Among the many problems with lung cancer that everyone in the lung cancer community experiences is that the field does not receive the attention and the resources it deserves. And one of the leading reasons for this is the perception that there is less reason to support research to prevent or combat a disease that many people erroneously feel could be avoided by just not smoking. I think this form of “blame the victim” is a coping mechanism other people use to feel that they have control over an uncontrollable situation, that if they assign causation and blame for a life-threatening problem, it couldn’t happen to them. But the net result is that many people facing lung cancer not only have to deal with surgery, radiation, and/or chemo: they also need to deal with a stigma of lung cancer that doesn’t exist for victims of breast cancer or leukemia. These perceptions are widely observed but really not well described or studied, and it’s only with greater attention to the unfair treatment of patients with lung cancer that the lung cancer community can address this problem actively and try to remedy it. Toward that end, a graduate student in the School of Nursing at the University of Washington named Nancy Tennent, who previously worked in the research department of my own institution, has developed a survey to assess the patient’s experience of lung cancer, particularly focusing on issues like societal attitudes. She is hoping to get input from people here who are actual patients with lung cancer, and the information will be completely anonymous: the survey is done online and will not collect names or any information about the computer or internet location of the responders. This survey was approved after a thorough review by the Institutional Review Board at the University of Washington (trust me that this is a very protective and conservative group, as someone who has struggled to get research programs approved there), although the link to the survey notes that it is still under review (the wording needs to be updated).
For those of you who are interested in helping her with this project, which I hope she’ll present and publish in order to shine a light on the social challenges that compound the medical problems of living with lung cancer, you can find the link HERE.
Posted in: Social Work/Coping with CancerMy husband died of Stage IV Lung Cancer at the end of 2007. He had quit smoking in 1992. We both felt that he was in the clear after 15 years of being smoke free. That’s why it was such a surprise to both of us when he was diagnosed in Early August 2007 of Stage IV Lung Cancer. It had already spread to the liver and lymph nodes. I keep hearing that as soon as one stops smoking the body begins to heal itself. Well, it didn’t in my husband’s case. I quit smoking in 1993. I hope I don’t get lung cancer either although I am the healthiest I’ve ever been in my life. I never get sick.
Truth is, lung cancer also happens in non smoking people such as Dana Reeves.
You are so right, Dr. West, about the stigma attached to Lung Cancer and it isn’t right that it doesn’t receive the dollars to fight it like other cancers. I would like to know how many years ago that the cancer cells started growing in my husband. In those 15 years, he had been in the hospital numerous times due to stroke systems, shoulder surgery, and hand surgery. Is it possible that they could have seen something and didn’t mention anything?
Thanks, Dr. West, you do a marvelous job! I don’t know how you do it.
cdejac
cdejac,
First, people remain at higher risk for lung cancer forever after smoking, and I see many patients who quit smoking 10 or 20 or 30 years ago, and sometimes more. The risk doesn’t go away, but at least quitting keeps the risk from rising further; and quitting helps lung function and begins to reverse the elevated risk of heart disease from smoking.
As you mentioned, there are many never-smokers who develop lung cancer — they make up about 20-25% of my lung cancer practice.
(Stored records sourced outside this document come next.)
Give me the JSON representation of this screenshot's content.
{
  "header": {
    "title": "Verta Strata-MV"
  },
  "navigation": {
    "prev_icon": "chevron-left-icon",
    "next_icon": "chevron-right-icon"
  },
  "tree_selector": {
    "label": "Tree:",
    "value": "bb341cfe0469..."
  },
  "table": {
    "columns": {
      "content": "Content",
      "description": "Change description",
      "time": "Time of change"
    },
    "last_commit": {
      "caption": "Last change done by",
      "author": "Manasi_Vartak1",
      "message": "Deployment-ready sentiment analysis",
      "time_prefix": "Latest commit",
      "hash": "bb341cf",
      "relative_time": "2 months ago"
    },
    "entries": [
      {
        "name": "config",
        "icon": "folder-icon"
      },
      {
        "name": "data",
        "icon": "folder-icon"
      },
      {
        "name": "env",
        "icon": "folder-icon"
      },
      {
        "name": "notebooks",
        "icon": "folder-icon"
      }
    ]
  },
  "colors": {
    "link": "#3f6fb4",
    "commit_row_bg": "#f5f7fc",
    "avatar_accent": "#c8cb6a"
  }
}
I can’t say whether there would have been any evidence of the cancer on films done for other reasons. I don’t think chest x-rays do a good job at all at detecting most cancers, so I really wouldn’t expect that an x-ray 2-3 years or longer before his cancer diagnosis would have had much of a chance of finding a cancer, even looking “through the retrospectoscope” so that you know where you should be looking for the cancer that appears later in that area. Perhaps a chest CT within a year or two of his diagnosis would have shown something, but I wouldn’t anticipate that there actually was some abnormality seen that wasn’t mentioned to him or you. Of course, I don’t know any of the specifics, but one of the things that makes lung cancer so threatening is that it’s notoriously hard to find until it’s pretty advanced. We rarely just stumble onto it, and you’re often lucky if you do, on some incidental scan done before planned gallbladder surgery. That’s how the fortunate minority detect a stage I cancer and can be treated with a high likelihood of cure.